Es urgente terminar de una vez con las causas profundas de estas enfermedades que son típicas de la pobreza y la miseria, reorganizando la prevención sostenida y permanente como política de Estado que atienda los múltiples aspectos sanitarios, educativos y sociales, pero sobre todo iniciando la urgente obra de acabar con la pobreza infame que ofende a la Argentina moderna y que insólitamente no es preocupación principal ni del Gobierno ni de la oposición.
Se trata de terminar con la mentira de que no son enfermedades de la pobreza. Sí lo son. Como sucede con todas las epidemias que en el mundo han sido: empiezan por los eslabones más débiles hasta que llegan a lo más alto de la cadena social. Por eso hay que descacharrar, claro, pero entonces hay que terminar con los desarmaderos y el negocio de casi todas las policías.
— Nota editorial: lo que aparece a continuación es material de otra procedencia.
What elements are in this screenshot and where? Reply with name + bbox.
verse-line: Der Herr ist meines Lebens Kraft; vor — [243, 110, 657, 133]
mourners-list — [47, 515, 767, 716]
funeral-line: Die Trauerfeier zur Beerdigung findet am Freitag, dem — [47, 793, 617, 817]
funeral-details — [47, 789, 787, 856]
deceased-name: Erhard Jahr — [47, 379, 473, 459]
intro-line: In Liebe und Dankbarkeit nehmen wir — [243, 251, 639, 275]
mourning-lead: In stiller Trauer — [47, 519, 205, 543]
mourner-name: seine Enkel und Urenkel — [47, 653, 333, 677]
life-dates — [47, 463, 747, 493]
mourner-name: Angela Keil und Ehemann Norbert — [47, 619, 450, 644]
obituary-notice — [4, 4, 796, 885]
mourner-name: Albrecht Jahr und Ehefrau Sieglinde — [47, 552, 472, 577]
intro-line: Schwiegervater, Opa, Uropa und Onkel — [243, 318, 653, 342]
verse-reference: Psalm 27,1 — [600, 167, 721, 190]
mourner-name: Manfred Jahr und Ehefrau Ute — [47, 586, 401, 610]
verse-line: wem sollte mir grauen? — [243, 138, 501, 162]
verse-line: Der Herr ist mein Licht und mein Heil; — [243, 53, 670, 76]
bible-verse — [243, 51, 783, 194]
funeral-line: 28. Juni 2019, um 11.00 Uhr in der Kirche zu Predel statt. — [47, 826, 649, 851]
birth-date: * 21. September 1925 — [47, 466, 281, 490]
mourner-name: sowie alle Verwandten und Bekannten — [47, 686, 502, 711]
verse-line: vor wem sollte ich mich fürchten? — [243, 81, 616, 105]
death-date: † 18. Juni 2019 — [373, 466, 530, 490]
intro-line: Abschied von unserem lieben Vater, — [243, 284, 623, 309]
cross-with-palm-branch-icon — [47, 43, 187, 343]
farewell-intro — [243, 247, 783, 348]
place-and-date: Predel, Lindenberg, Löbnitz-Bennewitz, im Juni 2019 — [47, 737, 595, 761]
Hay que evitar que se junte agua, por supuesto, pero entonces hay que disponer que este país tenga agua corriente y cloacas para todos. Hay que poner alambre tejido en puertas y ventanas, pero primero hay que tener viviendas dignas y no casillas o taperas que ofenden a la especie humana.
Pero de esto casi no se habla, y los multimedios insisten en recurrir a cualquier astucia que fomente la desazón de las atemorizadas y siempre manipulables clases medias. La solución verdadera sería que todos –Gobierno, oposición y medios– aunaran esfuerzos en pos del superior objetivo de la salud de toda la población. Pero para eso hace falta grandeza. Y vaya que escasea.